What about next year? What will Citi’s “brand” be then? Honestly? Probably whatever their ad agency comes up with next.
Reality Check: Brands are built over time, not in 12 months. Your brand strategy needs to survive past this year’s ad campaign. Consumer perceptions simply don’t change that quickly.
Can I Have Some Branding With a Side Order of Confusion?
There are countless people in the U.S. claiming to be some sort of authority on the subject of branding — everyone from ad agencies to core data processors. You can find examples everywhere — from VPs of marketing and even CMOs — at companies of all sizes possessing a flawed, ill-informed understanding of branding. Even the guy who sells pens for your branches is trying to tie his schwag with “branding.” Everyone wants to claim branding expertise, even if few have really studied the subject much, if at all.
Key Question: For as often as you personally have talked about “brands” and “branding,” how many books have you read specifically on the subject? Why should members of your management team look to you as a credible expert on branding?

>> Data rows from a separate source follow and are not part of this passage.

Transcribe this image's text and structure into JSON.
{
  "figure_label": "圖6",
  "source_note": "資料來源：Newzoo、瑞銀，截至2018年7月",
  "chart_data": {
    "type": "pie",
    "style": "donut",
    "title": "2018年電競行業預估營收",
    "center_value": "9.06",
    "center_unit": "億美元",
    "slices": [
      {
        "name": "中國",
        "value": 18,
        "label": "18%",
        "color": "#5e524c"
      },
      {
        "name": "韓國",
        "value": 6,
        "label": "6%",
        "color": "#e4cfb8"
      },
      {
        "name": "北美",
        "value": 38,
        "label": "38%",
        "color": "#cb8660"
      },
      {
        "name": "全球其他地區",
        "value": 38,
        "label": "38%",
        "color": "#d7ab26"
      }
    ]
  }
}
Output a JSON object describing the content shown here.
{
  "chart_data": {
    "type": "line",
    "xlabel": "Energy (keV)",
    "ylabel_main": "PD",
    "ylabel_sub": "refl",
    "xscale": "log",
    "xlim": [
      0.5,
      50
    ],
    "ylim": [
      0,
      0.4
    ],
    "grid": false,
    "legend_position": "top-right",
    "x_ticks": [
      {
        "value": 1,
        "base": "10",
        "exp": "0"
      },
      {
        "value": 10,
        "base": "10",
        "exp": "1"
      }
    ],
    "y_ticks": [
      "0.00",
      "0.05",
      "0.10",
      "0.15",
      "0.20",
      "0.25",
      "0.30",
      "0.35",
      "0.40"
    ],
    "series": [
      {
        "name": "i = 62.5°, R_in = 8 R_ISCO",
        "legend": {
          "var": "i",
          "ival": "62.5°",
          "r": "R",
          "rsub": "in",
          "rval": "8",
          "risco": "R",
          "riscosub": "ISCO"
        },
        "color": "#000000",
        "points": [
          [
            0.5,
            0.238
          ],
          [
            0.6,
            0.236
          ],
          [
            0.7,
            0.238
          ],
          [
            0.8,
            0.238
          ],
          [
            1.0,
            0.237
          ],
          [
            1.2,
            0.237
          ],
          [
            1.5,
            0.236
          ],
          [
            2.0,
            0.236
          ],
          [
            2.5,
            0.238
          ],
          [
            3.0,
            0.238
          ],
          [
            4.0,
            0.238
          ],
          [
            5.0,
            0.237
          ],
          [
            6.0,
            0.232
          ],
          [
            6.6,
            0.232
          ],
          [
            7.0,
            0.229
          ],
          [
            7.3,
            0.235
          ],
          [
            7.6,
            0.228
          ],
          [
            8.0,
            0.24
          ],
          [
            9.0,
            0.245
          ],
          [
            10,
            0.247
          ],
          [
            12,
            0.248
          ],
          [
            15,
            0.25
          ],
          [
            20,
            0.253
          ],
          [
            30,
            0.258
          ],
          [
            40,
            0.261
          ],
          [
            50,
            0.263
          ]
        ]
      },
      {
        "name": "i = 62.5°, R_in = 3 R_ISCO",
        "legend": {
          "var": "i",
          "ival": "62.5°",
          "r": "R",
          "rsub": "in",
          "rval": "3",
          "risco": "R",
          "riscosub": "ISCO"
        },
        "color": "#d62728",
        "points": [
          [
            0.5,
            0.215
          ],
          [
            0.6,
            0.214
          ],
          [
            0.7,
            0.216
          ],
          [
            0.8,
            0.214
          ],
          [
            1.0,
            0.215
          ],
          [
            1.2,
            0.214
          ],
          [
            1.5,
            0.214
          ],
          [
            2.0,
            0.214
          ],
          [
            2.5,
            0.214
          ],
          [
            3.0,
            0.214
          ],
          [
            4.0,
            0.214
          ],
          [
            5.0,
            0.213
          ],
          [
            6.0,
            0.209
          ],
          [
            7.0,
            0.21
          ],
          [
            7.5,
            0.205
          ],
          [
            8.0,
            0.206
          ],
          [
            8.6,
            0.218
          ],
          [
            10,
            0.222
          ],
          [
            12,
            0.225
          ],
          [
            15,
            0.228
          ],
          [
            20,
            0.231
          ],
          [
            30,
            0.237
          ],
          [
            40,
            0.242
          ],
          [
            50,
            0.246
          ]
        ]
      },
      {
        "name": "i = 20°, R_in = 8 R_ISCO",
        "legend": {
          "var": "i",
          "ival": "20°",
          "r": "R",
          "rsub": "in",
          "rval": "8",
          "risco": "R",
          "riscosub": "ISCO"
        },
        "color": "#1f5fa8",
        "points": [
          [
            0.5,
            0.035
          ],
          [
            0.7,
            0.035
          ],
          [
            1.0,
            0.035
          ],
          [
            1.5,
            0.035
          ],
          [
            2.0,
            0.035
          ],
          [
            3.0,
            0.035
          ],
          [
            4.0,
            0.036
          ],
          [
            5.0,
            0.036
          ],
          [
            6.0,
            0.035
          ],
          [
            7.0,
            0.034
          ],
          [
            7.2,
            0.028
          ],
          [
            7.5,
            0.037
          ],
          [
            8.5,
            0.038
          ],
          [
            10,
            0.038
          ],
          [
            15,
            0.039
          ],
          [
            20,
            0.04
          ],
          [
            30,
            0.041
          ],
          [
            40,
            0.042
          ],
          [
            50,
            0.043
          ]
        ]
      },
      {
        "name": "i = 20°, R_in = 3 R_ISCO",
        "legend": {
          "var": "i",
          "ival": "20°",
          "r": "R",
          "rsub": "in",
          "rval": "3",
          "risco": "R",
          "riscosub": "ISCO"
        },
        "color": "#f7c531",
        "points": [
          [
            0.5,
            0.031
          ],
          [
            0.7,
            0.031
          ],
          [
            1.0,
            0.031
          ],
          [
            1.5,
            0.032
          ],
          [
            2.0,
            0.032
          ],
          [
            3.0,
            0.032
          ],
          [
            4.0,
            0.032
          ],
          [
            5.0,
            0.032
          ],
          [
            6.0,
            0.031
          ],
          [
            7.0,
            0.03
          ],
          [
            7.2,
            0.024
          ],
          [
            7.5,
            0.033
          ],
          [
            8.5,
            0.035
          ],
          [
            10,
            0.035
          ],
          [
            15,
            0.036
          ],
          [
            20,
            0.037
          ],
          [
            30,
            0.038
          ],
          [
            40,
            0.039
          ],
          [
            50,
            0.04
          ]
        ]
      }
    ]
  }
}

Ad agencies are among the worst abusers of branding nomenclature. They’ve misled many marketers into believing that branding is largely a marketing function — that you can shift and influence people’s perceptions simply through ads. That brands are a function of style, design, copy and colors. That there is essentially no distinction between “branding” and a multi-year, multi-media marketing campaign. In their eyes, they are effectively both the same. (Related story: Read why BofA is making a colossal mistake hiring an ad agency to “define its brand.”)
Reality Check: Everyone can get into a lot of trouble talking about brands and branding if both parties don’t share a common understanding, the same definitions.

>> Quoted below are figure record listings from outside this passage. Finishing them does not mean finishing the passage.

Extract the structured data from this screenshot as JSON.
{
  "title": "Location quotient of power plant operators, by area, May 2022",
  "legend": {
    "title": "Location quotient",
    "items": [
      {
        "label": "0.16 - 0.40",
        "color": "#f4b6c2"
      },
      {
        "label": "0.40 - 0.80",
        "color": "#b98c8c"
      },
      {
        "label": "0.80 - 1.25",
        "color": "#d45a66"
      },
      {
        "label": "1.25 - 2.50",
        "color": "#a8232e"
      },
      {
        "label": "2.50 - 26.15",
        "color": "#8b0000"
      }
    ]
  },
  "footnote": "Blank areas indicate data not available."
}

When people talk about branding, they are usually referring only to the tactical execution and application of their brand. They might have a 20-page book outlining brand identity standards, but they lack a comprehensive, underlying, enduring strategy spelling out how consumers should perceive the brand. They might be able to tell you how to position the logo within a layout, but they don’t say how the company should be positioned against its competitors.

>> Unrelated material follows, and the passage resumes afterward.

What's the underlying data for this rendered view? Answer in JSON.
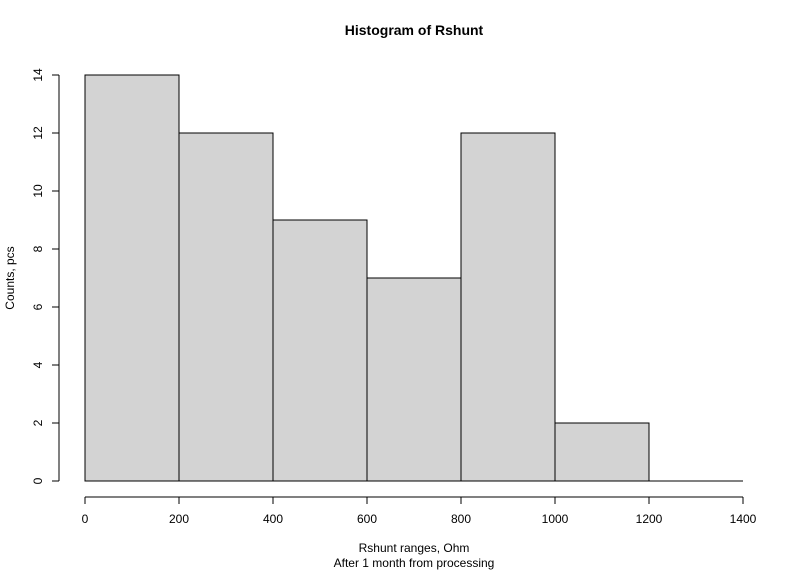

Bottom Line: Brands are built by what you do, what you say, what you sell, what you believe, how you look, how you act, what you promise and what you deliver. Branding is managing all these variables with deliberate intent to shape people’s perceptions in ways that achieve long-term business objectives. It is — quite literally — the strategic, pan-organizational management of your company’s reputation. All companies have a brand, but the smart ones play a direct, conscious, active role in its creation — way beyond just marketing and advertising.
Read a dozen books on the subject of branding or talk to marketing professors from any college around the country. Not only will you probably be the smartest person you know about the subject of branding, you’d also find a very narrow and consistent set of definitions. Among academics and true practitioners of branding, there is widespread agreement: Your brand is what people think actually think about you, and branding is how you want people to think about you.